Il est improbable que les auteurs de la chanson aient écrit « Master’s chambers » en référence à Fritz Lang, mais tout spectateur de ses films consacrés à Mabuse sait que ses zélateurs appellent « Maître », celui dont la voix les hypnotise pour annihiler leur volonté. Invisible et omniscient est aussi l’esprit puissant qui règne sur les créatures de l’hôtel Overlook. Si la crainte du mal a obsédé Kubrick pendant l’écriture du scénario, et si il a écouté attentivement Hotel California, je serais prêt à parier qu’il s’est souvenu de Lang, ne serait-ce qu’une seconde, une seconde de réminiscence fertile, même si ce souvenir a aussitôt été anesthésié dans un tiroir de sa mémoire.
Le dernier souvenir du protagoniste de la chanson est sa tentative de fuite, mais bien vite on lui fait savoir que : « We are programmed to receive. You can check out any time you like, but you can never leave. » Comme des mâchoires prêtes à broyer les portes se referment, tandis que les guitares de Don Felder et Glen Frey commencent leur envolée virtuose. Le voyageur meurt sans doute sous les coups de lame ou de dents avant que ne se répète une nouvelle fois le cycle terrifiant.

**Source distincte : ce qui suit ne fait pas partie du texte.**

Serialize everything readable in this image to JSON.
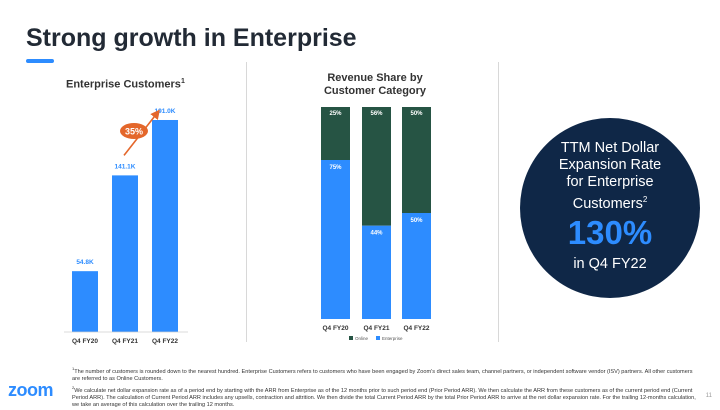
{
  "title": "Strong growth in Enterprise",
  "chart_data": [
    {
      "type": "bar",
      "title": "Enterprise Customers",
      "title_sup": "1",
      "categories": [
        "Q4 FY20",
        "Q4 FY21",
        "Q4 FY22"
      ],
      "values": [
        54.8,
        141.1,
        191.0
      ],
      "value_labels": [
        "54.8K",
        "141.1K",
        "191.0K"
      ],
      "units": "K",
      "ylim": [
        0,
        200
      ],
      "color": "#2d8cff",
      "annotation": {
        "label": "35%",
        "from": "Q4 FY21",
        "to": "Q4 FY22",
        "color": "#e4672b"
      }
    },
    {
      "type": "bar",
      "stacked": true,
      "title_lines": [
        "Revenue Share by",
        "Customer Category"
      ],
      "categories": [
        "Q4 FY20",
        "Q4 FY21",
        "Q4 FY22"
      ],
      "series": [
        {
          "name": "Enterprise",
          "values": [
            75,
            44,
            50
          ],
          "labels": [
            "75%",
            "44%",
            "50%"
          ],
          "color": "#2d8cff"
        },
        {
          "name": "Online",
          "values": [
            25,
            56,
            50
          ],
          "labels": [
            "25%",
            "56%",
            "50%"
          ],
          "color": "#265444"
        }
      ],
      "ylim": [
        0,
        100
      ],
      "legend": [
        "Online",
        "Enterprise"
      ]
    }
  ],
  "callout": {
    "lines": [
      "TTM Net Dollar",
      "Expansion Rate",
      "for Enterprise"
    ],
    "last_line": "Customers",
    "last_line_sup": "2",
    "value": "130%",
    "period": "in Q4 FY22"
  },
  "footnotes": {
    "f1_num": "1",
    "f1": "The number of customers is rounded down to the nearest hundred. Enterprise Customers refers to customers who have been engaged by Zoom's direct sales team, channel partners, or independent software vendor (ISV) partners. All other customers are referred to as Online Customers.",
    "f2_num": "2",
    "f2": "We calculate net dollar expansion rate as of a period end by starting with the ARR from Enterprise as of the 12 months prior to such period end (Prior Period ARR). We then calculate the ARR from these customers as of the current period end (Current Period ARR). The calculation of Current Period ARR includes any upsells, contraction and attrition. We then divide the total Current Period ARR by the total Prior Period ARR to arrive at the net dollar expansion rate. For the trailing 12-months calculation, we take an average of this calculation over the trailing 12 months."
  },
  "logo_text": "zoom",
  "page_number": "11",
  "colors": {
    "brand_blue": "#2d8cff",
    "navy": "#0f2747",
    "online_green": "#265444",
    "orange": "#e4672b"
  }
}
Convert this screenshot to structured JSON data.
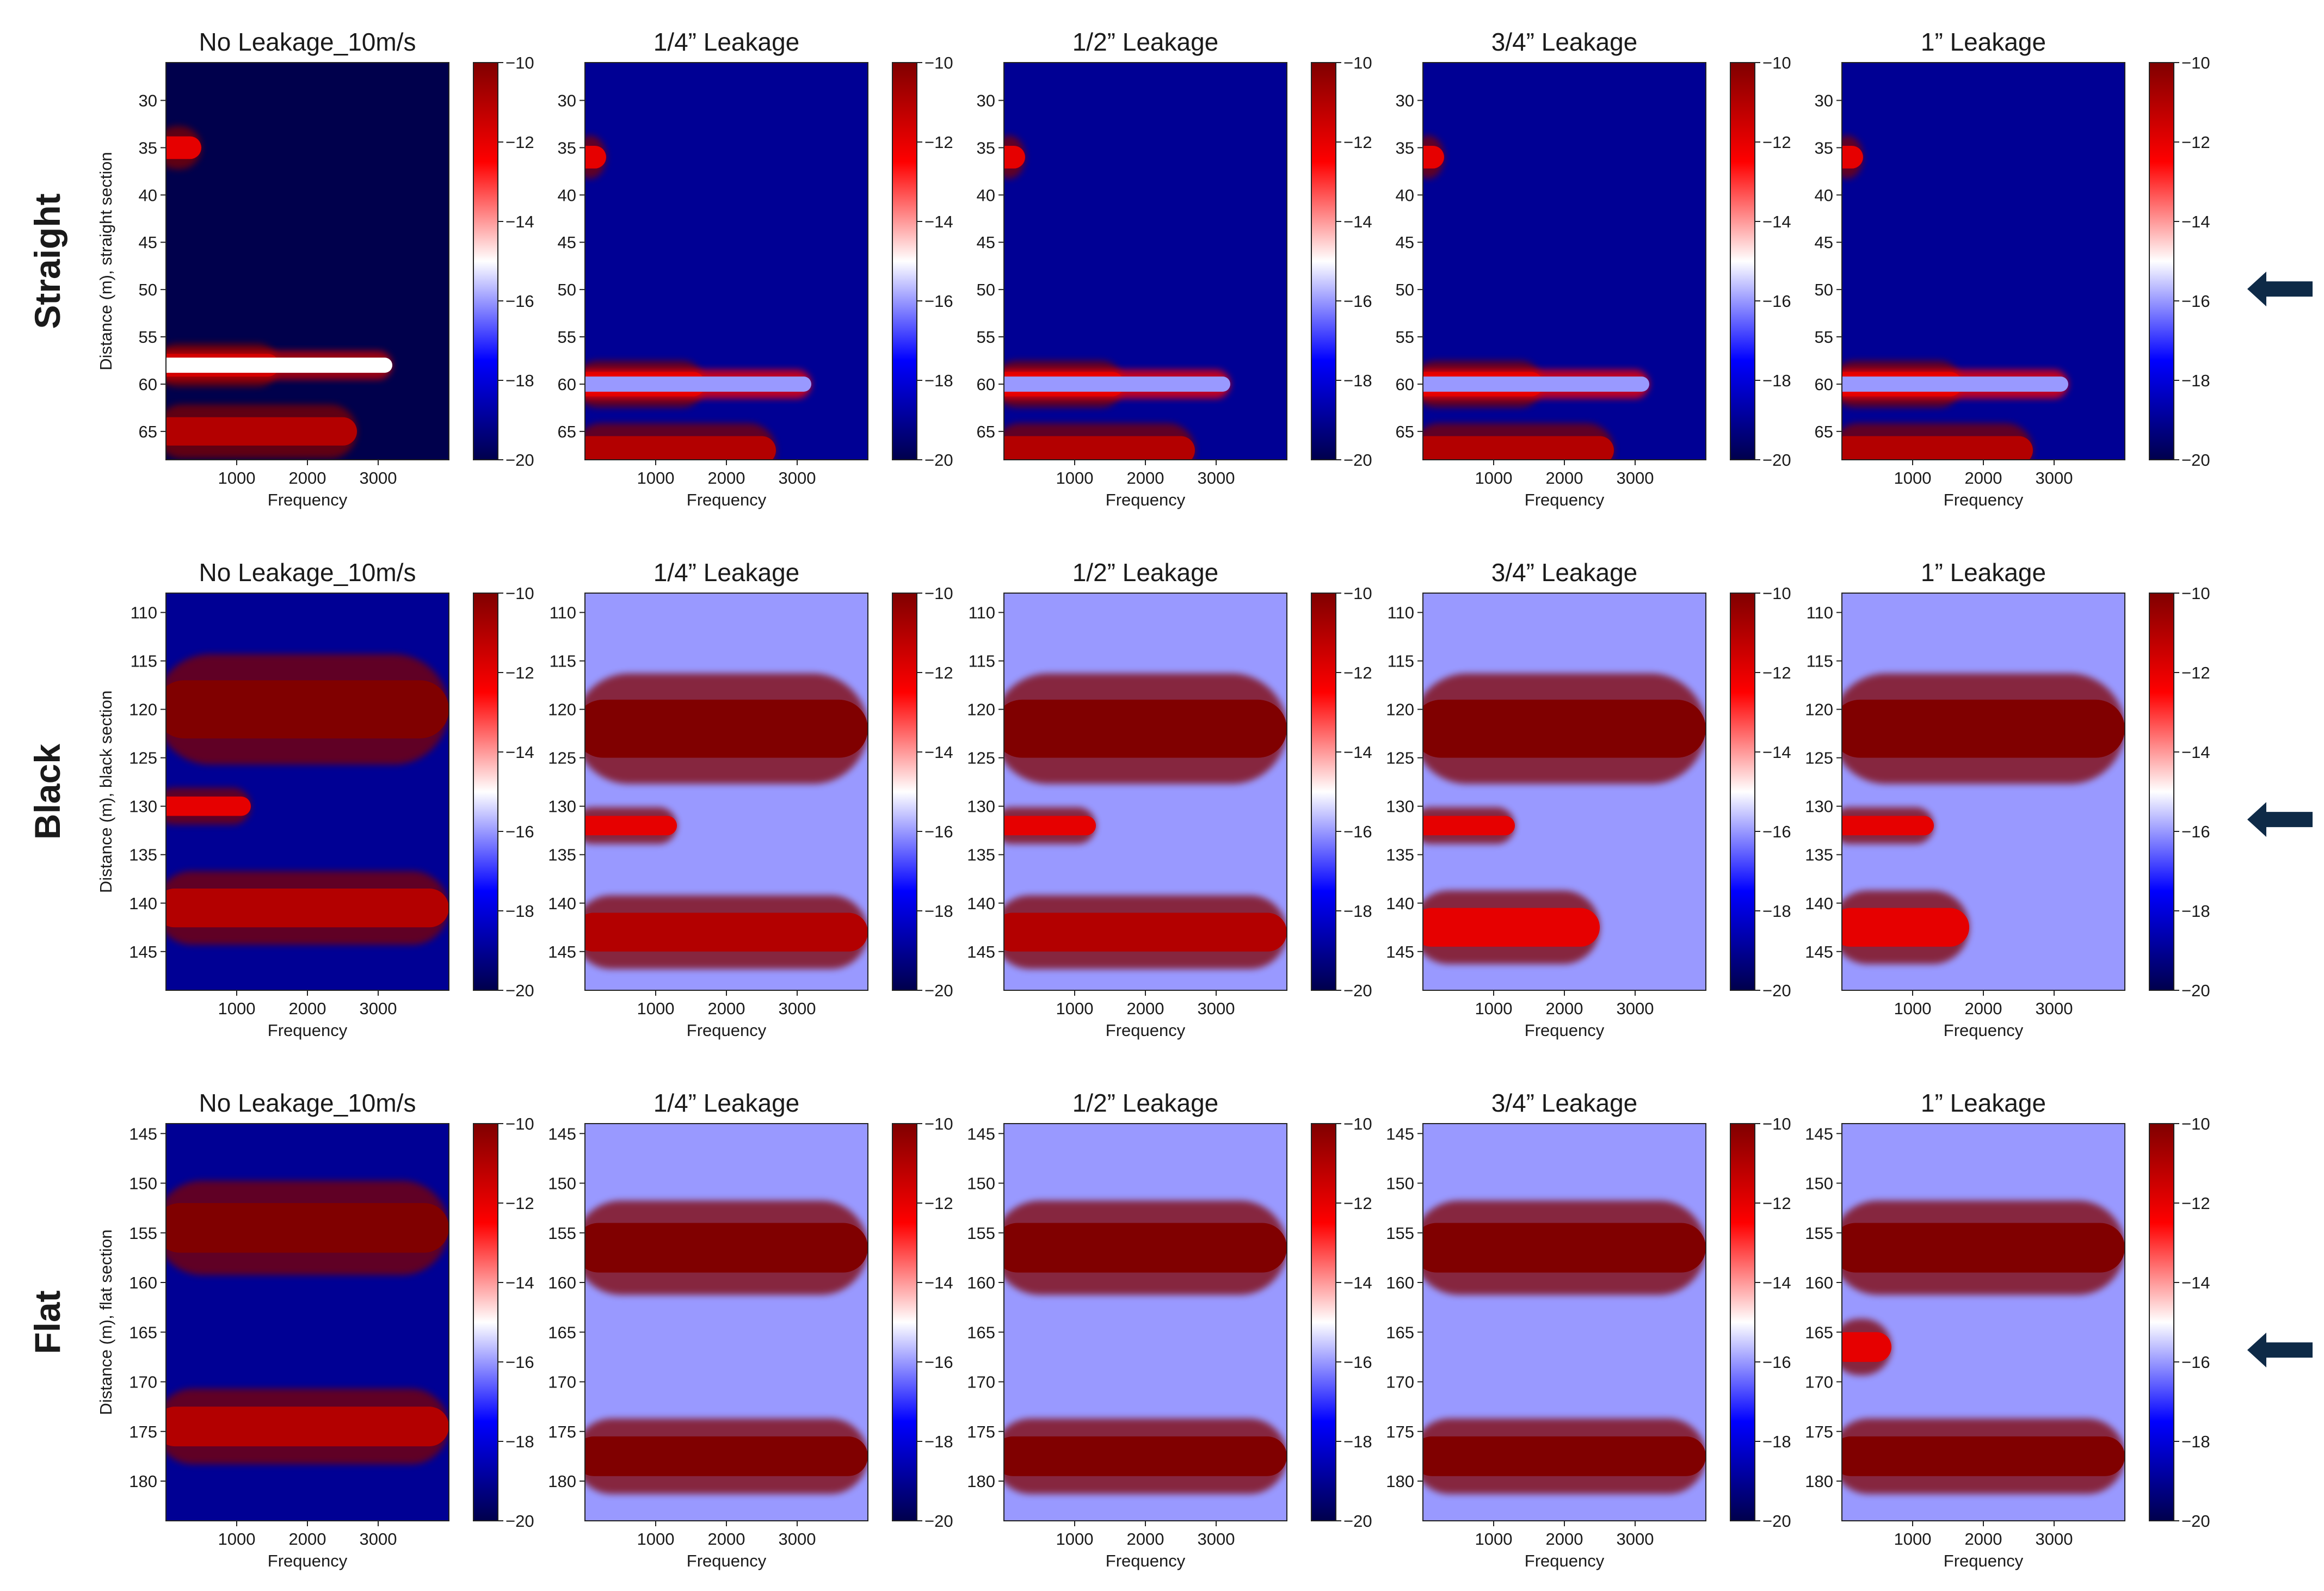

La chanson des Eagles a vraisemblablement rencontré la trajectoire de Kubrick en pleine effervescence créatrice. A-t-elle pu être une source d’inspiration partielle ? Oui. Est-elle une influence directe ? Ce serait trop simple. Un artiste digne de ce nom nage dans des eaux troubles et profondes. Son rôle est d’en extraire une glaise qui peu à peu aura les contours d’une oeuvre. Et son processus de sédimentation demeure un mystère. Bien entendu, je peux me tromper mais j’ai l’intime conviction que l’intuition est une meilleure compagne que l’analyse, si l’on veut bien renoncer à ce que l’on maîtrise, car le savoir entrave souvent la connaissance. Cependant, si mon hypothèse est un jour confirmée par une découverte, les couples s’enlaceront à l’écoute d’Hotel California non plus pour éprouver un frisson amoureux mais pour surmonter l’effroi.